La actitud de renuncia, desprendimiento, abnegación, sacrificio y solidaridad humana es el resultado de una comprensión superior de la vida, que aproxima fraternalmente a los seres unos de otros. No obstante, no debe confundirse: ese elevado sentimiento espiritual de renuncia con el desinterés por las cosas, originado por los desengaños y desilusiones que hacen de ciertos individuos seres apáticos, escépticos, solitarios, bohemios, exóticos, fanáticos.

La persona esclarecida, y por eso mismo fuerte, no se deja abatir por desilusiones y desengaños. Comprende las causas de las debilidades y maldades humanas, no confía en perfecciones, sabe que no existen y acepta los acontecimientos con entendimiento racional. Verdadera, leal, honesta y equilibrada, ella no se olvida, de los momentos difíciles de la vida, de que su integridad moral debe estar por encima de todos los intereses, y no teme que su posición inflexible la desvíe del cumplimiento del deber y de la práctica del bien.
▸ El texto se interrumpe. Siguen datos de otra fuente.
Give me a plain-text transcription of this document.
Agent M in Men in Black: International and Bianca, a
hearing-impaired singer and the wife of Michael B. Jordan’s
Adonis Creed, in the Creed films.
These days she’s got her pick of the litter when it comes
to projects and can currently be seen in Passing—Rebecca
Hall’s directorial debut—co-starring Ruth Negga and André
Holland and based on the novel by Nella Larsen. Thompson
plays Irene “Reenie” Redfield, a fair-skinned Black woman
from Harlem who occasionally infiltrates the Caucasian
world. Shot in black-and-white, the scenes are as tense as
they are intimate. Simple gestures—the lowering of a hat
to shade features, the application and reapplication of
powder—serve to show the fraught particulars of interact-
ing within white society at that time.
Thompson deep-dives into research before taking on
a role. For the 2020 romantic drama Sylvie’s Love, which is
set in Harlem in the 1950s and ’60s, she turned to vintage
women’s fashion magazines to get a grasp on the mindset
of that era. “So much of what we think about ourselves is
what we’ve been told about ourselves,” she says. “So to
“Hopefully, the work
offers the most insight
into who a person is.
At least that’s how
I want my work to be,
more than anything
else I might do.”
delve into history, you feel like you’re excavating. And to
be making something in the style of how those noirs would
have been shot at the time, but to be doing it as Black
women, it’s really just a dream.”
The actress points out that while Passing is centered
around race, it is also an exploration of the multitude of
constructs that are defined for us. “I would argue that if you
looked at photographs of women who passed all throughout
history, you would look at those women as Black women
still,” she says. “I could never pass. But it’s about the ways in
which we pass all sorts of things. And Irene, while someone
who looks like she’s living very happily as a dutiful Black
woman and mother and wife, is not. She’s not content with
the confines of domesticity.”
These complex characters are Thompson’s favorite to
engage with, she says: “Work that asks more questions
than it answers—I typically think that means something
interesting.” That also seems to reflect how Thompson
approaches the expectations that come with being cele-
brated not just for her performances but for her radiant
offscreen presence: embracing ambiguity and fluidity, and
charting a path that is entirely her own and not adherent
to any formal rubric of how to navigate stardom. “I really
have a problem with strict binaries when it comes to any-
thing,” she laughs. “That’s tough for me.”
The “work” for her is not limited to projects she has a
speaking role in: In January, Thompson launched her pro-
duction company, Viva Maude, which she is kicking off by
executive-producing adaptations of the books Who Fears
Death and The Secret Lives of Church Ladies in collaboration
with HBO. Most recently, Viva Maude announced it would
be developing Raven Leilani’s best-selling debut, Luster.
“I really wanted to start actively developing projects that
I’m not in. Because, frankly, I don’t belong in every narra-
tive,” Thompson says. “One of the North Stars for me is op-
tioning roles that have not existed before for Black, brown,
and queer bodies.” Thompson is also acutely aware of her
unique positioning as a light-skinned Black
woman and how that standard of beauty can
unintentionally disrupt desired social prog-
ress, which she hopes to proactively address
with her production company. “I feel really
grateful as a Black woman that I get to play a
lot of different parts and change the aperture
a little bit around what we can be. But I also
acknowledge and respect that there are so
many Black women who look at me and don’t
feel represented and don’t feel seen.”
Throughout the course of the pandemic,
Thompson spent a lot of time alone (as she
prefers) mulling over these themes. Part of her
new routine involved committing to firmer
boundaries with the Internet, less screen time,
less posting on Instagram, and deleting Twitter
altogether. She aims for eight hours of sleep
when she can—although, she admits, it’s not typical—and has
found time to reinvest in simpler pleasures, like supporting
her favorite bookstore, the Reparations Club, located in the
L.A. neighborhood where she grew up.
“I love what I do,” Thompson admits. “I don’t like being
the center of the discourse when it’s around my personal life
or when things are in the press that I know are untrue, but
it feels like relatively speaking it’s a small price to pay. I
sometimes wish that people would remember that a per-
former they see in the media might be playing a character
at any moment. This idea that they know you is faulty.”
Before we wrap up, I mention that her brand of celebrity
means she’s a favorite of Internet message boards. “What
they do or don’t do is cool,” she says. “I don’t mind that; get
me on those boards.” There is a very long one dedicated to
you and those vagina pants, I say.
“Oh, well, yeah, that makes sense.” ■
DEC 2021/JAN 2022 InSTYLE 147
El mal jamás prevalecerá sobre el bien. El mal acciona transitoriamente, en un período de tiempo que marca su propia destrucción. Todos los actos malos damnifican gravemente el carácter de quien los practica, y dejan surcos en su personalidad difíciles de borrar. Fortalecer, pues, los atributos de valor, para resistir a los procedimientos indignos, son una necesidad imperiosa e inquebrantable.

No son pocos los egoístas e inescrupulosos que, con falsas apariencias, viven a engañar al prójimo, procurando sacar provecho de todas las situaciones. Indiferentes a la desgracia ajena, solamente se complacen con la satisfacción de sus intereses, por más viles que sean. Con ese procedimiento despreciable, cavan, sin apercibirse, el propio abismo, para cuyo fondo están caminando y del cual solamente podrán salir a costo de grandes sufrimientos.

Los gestos de grandeza espiritual son los que más ennoblecen a las personas en que relucen los índices testimonios del valor- y les proporcionan la anhelada felicidad.

Ningún ser conciente podrá preferir la acción negativa por la positiva, el nada por el todo, el atraso por el progreso, la duda por la certeza, el fracaso al éxito, el miedo por el coraje, la oscuridad por la luz. Aquellos que efectúan el cambio de lo bello por lo horrendo, en el simbolismo de estas comparaciones, ponen de lado el buen sentido y están al sabor de una conciencia apática, totalmente desfigurada en la apreciación de los valores auténticos.

El Racionalismo Cristiano en todas sus obras, propugna por la transformación de ese estado de conciencia lamentable en que se encuentra la humanidad. Ese estado es motivado en parte,  por su entrega a un oscurantismo que entorpece el entendimiento del proceso evolutivo de la vida y de los deberes espirituales del ser humano.

Las buenas o malas acciones atraen para su agente, un resultado que corresponde, invariablemente, a la naturaleza de los pensamientos que lo generaron, como consecuencia de la fuerza de las leyes naturales que rigen el Universo.

Racionalismo Cristiano
Se engañan aquellos que piensan poder escapar a los efectos de sus actos a través del perdón o de otros medios. No existen perdones en el plano espiritual. Urge, entonces, raciocinar para bien vivir.

Es necesario proceder con independencia, valiéndose, cada cual, de los propios recursos morales y espirituales de que dispusiere. Quien hiciere el mal tendrá que rescatarlo, inapelablemente, más temprano o más tarde.

Solamente los actos de valor engrandecen la personalidad y ennoblecen el carácter. Quien los practica se torna un colaborador eficaz en la obra de espiritualización de la humanidad.